Masalahnya selama ini cara bertani masyarakat masih konvensional. Sugiri menggandeng pakar pertanian dan akademisi untuk membuat rekayasa genetik agar durian di Ngebel bisa berbuah sepanjang tahun. Ketika Durian di Ngebel tak ada habisnya, maka kedatangan wisatawan tak mengenal musim. “Kalau bulan-bulan ini ke sana (April), ya tinggal sedikit,” ujar Sugiri.
Sebelum berbincang dengan Sugiri, tim penulis menemui Wiji, salah seorang petani dan juragan buah di Ngebel. Yang diceritakan Sugiri tak salah. Memang musim durian sudah lewat. Durian yang ada di lapaknya adalah buah terakhir pada musim ini.
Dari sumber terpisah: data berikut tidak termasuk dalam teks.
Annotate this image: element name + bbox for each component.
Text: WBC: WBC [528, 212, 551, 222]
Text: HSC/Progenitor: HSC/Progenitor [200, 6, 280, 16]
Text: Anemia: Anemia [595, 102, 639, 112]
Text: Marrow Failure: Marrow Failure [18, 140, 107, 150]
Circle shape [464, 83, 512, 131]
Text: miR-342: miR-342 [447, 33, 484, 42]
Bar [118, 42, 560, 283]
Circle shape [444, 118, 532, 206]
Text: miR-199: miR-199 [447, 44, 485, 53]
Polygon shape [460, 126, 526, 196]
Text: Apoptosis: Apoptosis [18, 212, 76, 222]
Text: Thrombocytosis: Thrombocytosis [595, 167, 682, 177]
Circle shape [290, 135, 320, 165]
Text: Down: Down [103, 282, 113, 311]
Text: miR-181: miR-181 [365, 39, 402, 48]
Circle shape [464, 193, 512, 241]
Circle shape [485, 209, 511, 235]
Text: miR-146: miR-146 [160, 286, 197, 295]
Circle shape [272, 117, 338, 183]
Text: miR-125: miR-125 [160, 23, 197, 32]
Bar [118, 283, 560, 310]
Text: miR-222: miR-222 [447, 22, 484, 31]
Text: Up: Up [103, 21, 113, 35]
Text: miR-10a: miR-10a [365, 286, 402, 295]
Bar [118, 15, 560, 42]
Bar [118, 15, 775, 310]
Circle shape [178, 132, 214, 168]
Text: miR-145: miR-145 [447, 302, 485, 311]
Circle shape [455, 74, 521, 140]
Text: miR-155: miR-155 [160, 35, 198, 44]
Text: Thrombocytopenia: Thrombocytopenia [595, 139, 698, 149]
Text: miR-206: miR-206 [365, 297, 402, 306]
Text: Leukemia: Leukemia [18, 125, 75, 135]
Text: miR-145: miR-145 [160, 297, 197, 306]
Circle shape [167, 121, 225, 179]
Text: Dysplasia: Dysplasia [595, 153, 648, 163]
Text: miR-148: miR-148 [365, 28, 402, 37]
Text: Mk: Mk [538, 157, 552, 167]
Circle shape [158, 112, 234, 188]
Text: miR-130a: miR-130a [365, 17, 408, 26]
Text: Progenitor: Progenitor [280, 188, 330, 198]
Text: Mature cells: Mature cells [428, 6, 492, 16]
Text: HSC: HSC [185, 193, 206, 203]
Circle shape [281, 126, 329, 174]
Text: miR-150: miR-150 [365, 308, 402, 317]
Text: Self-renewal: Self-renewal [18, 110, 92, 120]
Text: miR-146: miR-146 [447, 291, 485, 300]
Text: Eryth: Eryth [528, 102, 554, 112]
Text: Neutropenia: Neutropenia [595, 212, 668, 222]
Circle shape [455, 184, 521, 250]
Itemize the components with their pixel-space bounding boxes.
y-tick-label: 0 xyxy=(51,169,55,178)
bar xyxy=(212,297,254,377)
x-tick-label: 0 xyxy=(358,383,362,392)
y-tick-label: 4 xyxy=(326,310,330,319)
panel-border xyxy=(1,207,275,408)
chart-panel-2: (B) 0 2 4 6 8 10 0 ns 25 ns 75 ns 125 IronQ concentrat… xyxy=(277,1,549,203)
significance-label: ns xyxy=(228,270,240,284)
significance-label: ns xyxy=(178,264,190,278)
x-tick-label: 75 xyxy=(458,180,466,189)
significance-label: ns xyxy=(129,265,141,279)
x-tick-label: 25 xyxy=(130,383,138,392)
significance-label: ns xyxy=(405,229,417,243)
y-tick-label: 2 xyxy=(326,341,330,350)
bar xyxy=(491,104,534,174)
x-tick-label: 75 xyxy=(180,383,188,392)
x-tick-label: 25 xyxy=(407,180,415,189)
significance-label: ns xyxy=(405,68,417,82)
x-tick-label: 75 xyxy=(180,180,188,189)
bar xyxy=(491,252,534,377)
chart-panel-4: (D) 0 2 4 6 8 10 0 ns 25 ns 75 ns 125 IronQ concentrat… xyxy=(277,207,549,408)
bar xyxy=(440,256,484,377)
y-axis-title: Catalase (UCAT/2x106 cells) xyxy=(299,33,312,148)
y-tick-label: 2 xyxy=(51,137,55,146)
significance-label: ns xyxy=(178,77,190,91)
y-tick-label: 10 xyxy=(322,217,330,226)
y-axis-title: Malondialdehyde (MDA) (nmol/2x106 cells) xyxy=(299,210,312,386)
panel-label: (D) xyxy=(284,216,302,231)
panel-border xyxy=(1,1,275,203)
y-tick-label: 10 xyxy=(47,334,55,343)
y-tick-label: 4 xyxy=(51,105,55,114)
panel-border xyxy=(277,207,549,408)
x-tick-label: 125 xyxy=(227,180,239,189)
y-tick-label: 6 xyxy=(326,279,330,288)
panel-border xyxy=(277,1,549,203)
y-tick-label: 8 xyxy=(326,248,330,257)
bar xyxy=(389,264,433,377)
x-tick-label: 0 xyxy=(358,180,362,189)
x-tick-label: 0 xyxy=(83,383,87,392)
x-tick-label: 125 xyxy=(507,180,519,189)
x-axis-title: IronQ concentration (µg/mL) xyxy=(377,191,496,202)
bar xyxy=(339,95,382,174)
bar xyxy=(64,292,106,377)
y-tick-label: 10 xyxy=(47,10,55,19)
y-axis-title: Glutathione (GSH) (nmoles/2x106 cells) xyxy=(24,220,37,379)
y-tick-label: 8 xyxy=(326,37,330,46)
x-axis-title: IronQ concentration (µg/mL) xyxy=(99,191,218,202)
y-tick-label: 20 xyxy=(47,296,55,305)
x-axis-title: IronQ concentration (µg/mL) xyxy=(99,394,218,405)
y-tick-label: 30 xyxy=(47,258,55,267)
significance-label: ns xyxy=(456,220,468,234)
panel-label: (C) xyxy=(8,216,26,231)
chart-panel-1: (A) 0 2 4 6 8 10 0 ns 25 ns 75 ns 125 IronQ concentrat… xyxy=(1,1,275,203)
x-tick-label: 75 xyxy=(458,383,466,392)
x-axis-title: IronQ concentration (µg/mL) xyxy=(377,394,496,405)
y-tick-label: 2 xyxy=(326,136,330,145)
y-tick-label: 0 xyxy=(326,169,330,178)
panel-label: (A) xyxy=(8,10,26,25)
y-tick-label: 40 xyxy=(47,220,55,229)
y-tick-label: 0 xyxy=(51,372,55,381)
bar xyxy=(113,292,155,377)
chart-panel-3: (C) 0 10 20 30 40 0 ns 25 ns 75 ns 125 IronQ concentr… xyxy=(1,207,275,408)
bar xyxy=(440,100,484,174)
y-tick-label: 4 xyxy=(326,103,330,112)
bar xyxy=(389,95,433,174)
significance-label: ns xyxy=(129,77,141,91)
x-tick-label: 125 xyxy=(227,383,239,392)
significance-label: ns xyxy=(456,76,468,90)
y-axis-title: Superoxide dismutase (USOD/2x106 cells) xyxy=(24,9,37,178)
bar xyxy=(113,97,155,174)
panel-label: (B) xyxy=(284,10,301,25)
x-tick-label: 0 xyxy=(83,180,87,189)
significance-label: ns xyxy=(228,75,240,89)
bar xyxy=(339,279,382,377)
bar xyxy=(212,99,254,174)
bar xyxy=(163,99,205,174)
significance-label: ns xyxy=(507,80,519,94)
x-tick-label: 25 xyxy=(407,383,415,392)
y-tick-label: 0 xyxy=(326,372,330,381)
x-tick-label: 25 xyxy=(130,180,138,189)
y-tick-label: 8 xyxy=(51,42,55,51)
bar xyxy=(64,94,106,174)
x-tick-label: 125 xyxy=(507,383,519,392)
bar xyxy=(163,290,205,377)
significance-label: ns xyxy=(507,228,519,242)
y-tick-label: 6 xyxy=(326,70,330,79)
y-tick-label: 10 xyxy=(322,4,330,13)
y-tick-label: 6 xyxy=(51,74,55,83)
Hanya ada beberapa durian montong dan beberapa durian lokal yang tersisa. Tinggal empat kotak. “Kalau sedang musim, sehari bisa jual seribu buah. Parkiran terminal ini penuh. Sampai gelar tikar,” ujar Wiji, yang memiliki lapak di Terminal Ngebel.
Memasuki musim kemarau, stok durian semakin menipis. Jumlah pengunjung pun ikut sepi. Wiji hanya bisa menjual durian beku yang disimpan di lemari pendinginnya. Ia hanya bisa menunggu musim durian berikutnya di pengujung tahun. Biasanya ramai di bulan Desember.
Spot foto di salah satu sudut Telaga Ngebel Ponorogo. -Boy Slamet/Harian Disway-
Dia lalu mengeluarkan durian beku dengan berat tiga setengah kilogram itu. Harganya cuma Rp 120 ribu. Mudah meriah. “Biasanya orang Surabaya atau Sidoarjo beli ke sini untuk campuran es oyen. Dari sekotak ini, mereka untung sejuta,” jelas Wiji.
Sekali lagi, yang diucapkan Sugiri tak salah. PR terbesarnya sebagai bupati adalah mengubah mindset. Anda bisa membayangkan bagaimana jika hasil durian di Ngebel diolah menjadi produk dengan nilai tambah. Misalnya ketan, serabi, pancake, kue sus, hingga durian strudel.
Rupanya yang konsep hilirisasi sumber daya alam tidak hanya berlaku untuk produk tambang. Seperti yang digambar-gemborkan Presiden Jokowi dan Menko Marves Luhut Binsar Pandjaitan. Hilirisasi durian juga perlu. (Salman Muhiddin)
Malioboro van Ponorogo, baca edisi 24 April… (*)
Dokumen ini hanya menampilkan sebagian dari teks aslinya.